Rules for lexical model word lists

jheath · February 9, 2021, 9:09pm

I need to know the “rules” for the word lists used in a lexical model. Specifically, what happens if the word appears in both lowercase and uppercase forms? Are they combined or treated separately? If the latter, how does that play with the new languageUsesCasing flag?

I’m assuming that the bugs mentioned last year regarding duplicated words in one list have been resolved? And I believe a duplicated word in a separate list would just add in to the count with other lists?

joshua_horton · February 10, 2021, 2:07am

I had to double-check to be sure, but this will result in two separate suggestions:

In this English example, this allows predicting either “Apple” (the company, a proper noun) or “apple” (the fruit). Here, “apple” has a higher frequency count than “Apple”, so it appears first.

(Sadly, “apple” is actually missing from our current default English model. Might have to fix that.)

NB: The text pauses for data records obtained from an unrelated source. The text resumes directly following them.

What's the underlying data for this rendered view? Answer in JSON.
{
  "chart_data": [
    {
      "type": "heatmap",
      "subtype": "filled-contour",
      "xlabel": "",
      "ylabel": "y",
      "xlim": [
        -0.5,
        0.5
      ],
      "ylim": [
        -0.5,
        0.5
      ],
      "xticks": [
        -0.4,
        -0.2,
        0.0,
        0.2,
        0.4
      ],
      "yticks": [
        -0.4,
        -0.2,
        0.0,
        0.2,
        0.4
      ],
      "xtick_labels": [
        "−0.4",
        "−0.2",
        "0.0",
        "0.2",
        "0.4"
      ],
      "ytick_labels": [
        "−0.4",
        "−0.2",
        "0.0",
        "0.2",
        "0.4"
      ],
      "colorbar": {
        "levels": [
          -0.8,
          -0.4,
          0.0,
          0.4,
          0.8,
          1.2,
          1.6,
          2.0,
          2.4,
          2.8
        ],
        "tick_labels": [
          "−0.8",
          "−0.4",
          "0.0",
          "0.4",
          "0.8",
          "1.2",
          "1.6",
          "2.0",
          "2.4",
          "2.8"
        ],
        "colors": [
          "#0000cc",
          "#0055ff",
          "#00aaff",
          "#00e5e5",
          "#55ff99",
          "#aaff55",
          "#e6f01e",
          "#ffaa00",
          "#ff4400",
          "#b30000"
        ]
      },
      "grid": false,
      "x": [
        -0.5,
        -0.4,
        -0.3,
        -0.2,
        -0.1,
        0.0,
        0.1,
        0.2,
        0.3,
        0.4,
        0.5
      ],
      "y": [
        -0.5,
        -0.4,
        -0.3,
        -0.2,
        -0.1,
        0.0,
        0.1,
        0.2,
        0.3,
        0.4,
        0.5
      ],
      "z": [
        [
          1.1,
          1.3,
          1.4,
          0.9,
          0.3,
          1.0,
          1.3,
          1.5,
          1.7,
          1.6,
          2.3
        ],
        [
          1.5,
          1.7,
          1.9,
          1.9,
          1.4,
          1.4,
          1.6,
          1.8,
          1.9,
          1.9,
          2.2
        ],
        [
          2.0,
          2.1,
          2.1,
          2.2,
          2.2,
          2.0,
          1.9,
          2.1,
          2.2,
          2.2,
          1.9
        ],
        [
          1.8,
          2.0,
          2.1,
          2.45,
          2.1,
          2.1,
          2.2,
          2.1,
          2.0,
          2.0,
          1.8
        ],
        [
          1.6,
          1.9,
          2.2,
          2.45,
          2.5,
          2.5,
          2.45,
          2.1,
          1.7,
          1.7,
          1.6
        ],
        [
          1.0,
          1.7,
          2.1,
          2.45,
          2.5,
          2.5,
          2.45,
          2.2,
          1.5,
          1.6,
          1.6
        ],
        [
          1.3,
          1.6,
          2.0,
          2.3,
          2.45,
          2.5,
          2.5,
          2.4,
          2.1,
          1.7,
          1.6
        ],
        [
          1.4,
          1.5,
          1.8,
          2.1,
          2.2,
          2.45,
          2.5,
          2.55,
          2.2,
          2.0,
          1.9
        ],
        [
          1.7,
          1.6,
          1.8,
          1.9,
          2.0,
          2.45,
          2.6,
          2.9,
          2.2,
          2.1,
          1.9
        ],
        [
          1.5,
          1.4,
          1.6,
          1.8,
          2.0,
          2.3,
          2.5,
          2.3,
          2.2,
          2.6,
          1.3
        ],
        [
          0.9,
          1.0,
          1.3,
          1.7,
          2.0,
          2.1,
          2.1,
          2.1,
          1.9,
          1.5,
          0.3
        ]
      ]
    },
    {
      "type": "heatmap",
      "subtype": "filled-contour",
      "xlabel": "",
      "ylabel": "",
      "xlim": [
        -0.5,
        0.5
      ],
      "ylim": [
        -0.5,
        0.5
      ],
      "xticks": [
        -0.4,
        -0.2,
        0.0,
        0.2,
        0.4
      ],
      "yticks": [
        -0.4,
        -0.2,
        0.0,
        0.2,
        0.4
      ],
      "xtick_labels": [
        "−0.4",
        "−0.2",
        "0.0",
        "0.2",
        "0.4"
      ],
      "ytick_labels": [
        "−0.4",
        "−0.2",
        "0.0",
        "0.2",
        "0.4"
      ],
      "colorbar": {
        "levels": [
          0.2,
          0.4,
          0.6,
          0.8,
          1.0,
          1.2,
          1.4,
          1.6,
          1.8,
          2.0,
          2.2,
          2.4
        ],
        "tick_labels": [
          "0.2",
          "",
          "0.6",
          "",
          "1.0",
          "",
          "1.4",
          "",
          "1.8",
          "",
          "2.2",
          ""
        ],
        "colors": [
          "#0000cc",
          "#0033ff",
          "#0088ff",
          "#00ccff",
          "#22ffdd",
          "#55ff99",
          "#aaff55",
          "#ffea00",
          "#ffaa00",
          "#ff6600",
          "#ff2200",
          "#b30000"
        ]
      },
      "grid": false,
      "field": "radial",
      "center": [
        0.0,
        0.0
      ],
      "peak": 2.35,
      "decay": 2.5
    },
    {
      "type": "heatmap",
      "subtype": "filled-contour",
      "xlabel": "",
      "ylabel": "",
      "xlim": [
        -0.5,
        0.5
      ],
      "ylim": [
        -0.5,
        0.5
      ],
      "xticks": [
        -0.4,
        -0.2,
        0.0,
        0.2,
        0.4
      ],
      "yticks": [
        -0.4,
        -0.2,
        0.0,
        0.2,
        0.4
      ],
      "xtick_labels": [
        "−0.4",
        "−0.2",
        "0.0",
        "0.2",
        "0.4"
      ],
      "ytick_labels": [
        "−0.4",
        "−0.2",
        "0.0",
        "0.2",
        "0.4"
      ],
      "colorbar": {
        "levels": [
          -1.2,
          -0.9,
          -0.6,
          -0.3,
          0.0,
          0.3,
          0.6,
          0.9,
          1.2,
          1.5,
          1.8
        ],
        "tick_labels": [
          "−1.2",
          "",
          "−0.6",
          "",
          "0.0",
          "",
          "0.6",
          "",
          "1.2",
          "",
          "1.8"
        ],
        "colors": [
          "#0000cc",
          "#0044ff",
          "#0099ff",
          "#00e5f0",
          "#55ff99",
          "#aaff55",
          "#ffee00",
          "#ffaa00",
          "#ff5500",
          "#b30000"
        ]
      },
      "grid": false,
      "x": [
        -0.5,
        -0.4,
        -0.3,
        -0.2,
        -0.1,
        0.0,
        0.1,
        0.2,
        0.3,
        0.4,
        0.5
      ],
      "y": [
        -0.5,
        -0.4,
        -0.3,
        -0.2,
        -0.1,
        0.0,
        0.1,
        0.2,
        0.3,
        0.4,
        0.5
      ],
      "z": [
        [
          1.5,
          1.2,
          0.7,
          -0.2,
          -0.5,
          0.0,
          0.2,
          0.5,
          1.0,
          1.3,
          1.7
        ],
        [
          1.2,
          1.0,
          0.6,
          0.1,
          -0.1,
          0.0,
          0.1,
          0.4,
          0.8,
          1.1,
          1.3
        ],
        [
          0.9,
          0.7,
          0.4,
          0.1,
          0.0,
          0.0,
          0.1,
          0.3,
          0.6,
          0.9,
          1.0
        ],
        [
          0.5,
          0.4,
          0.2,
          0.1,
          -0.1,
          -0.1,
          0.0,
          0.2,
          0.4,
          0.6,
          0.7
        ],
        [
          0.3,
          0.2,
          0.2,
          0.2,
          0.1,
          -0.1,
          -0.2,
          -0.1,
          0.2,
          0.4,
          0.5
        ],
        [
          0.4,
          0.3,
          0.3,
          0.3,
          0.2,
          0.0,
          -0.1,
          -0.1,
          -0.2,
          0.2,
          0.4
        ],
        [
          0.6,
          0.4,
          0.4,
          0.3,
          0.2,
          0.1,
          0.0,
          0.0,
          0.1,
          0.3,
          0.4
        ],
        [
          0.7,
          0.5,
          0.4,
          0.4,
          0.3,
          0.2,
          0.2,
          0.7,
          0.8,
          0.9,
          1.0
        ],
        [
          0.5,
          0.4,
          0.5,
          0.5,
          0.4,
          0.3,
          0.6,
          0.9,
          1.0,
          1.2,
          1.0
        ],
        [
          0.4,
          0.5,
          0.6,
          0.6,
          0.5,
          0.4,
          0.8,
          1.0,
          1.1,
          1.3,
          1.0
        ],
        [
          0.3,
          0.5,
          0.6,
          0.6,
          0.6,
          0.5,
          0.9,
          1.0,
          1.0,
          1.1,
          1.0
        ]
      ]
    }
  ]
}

A word’s appearance within the wordlist will be its default lowercase form for suggestions. So, if you put old “MacDonald” (had a farm…) in your wordlist, typing “macdonald” would actually suggest “MacDonald”. If a word has two different capitalization patterns, the compiler assume that the two different patterns are intentional and should be treated as different words as far as predictive text is concerned.

joshua_horton · February 10, 2021, 2:11am

That said, it’s not perfect quite yet:

At the moment, since the two are considered different words, we don’t yet have anything in place to combine the two when applied capitalization causes the words to become identical. We should be able to fix that in time for release, though.

Nyny · January 30, 2024, 6:25am

This topic was automatically closed after 14 days. New replies are no longer allowed.